The choice to implement a whitelist (as opposed to a blacklist) is to ensure that the default behavior would reflect the standard permissive nature the plugin had before we implemented this change.
Since the default access logic is to allow all unless a whitelist is explicitly defined, we're going to add a blacklisted? method to our category model to help us determine whether a user should be allowed to view the category and its contents.
def blacklisted?(user)
return false if self.user_whitelist.blank?
whitelisted = self.user_whitelist.split(",").include?(user.id.to_s)
!whitelisted
end
Since our categories are configured as nested sets, we'll need to check our whitelists when fetching the root nodes as well as the subsequent children.
In both cases, the code would be modified in a similar fashion.
@categories = @project.categories.where(:parent_id => nil).delete_if { |cat| cat.blacklisted?(User.current) }
The delete_if method is added to the standard category lookup above in order to prune out any content the user doesn't have access to.
Enforcing the whitelist
The content we removed in the previous section only limits non-whitelisted users from seeing the restricted content.
If they were to navigate directly to the URL of a page they weren't supposed to see, that content would still be displayed as there is no logic to prevent them from accessing it.
To prevent unauthorized access to a category, we need to modify the show method of the CategoriesController in order to check whether a user is blacklisted before the page is rendered.
if @category.blacklisted?(User.current)
render_403
return false
end
Note
This can also be enforced by moving the necessary functionality to a separate method and then calling that from before_filter.
If a user tries to access a category they have been denied access to, they will now be presented with a standard access denied message.
The same logic should be applied to the articles contained within categories. If a user tries to access an article directly but the category the article belongs to has a whitelist, the user should be redirected away from the restricted content.
This is accomplished almost identically to how CategoriesController was modified, but in this case, we'll update the show method of ArticlesController.
if @article.category.blacklisted?(User.current)
render_403
return false
end
The example that is provided here is meant to illustrate how a basic content-specific access control layer can be implemented using as much of Redmine's internals as possible.
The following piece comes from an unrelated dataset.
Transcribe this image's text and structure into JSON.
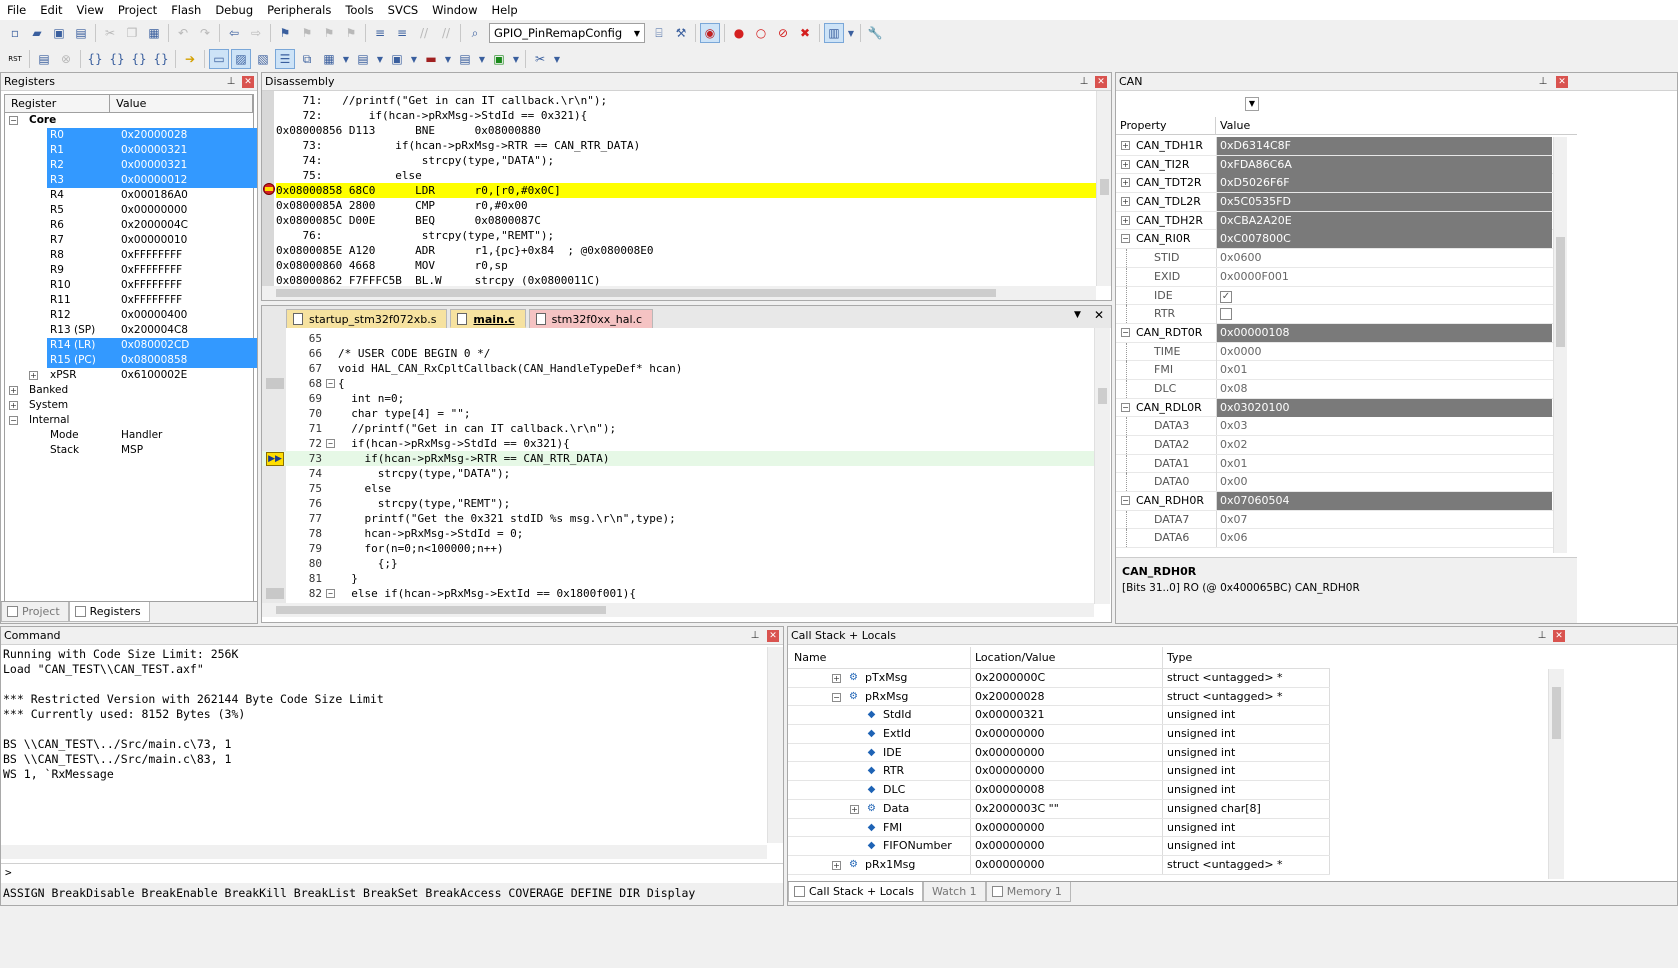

If this method is going to be used in production systems where sensitive information needs to be protected in a more granular fashion, a couple of deficiencies need to be listed as they were glossed over:
· This example does not validate siblings or parents in the hierarchy when rendering the category tree
· This example doesn't limit Redmine search results based on whitelist membership
Summary
Restricting access to various content areas and limiting what users can do with existing content are the primary functions of Redmine's permission system.
In this chapter, we learned how Redmine manages permissions, how we can add our own controllers and actions to a permissions list, and how to enforce these permissions in our views.
We also explored a case study and provided a whitelist approach to restricting content in a more granular fashion than Redmine provides in its core libraries.
In the next chapter, we'll be adding file attachments to our plugin's models.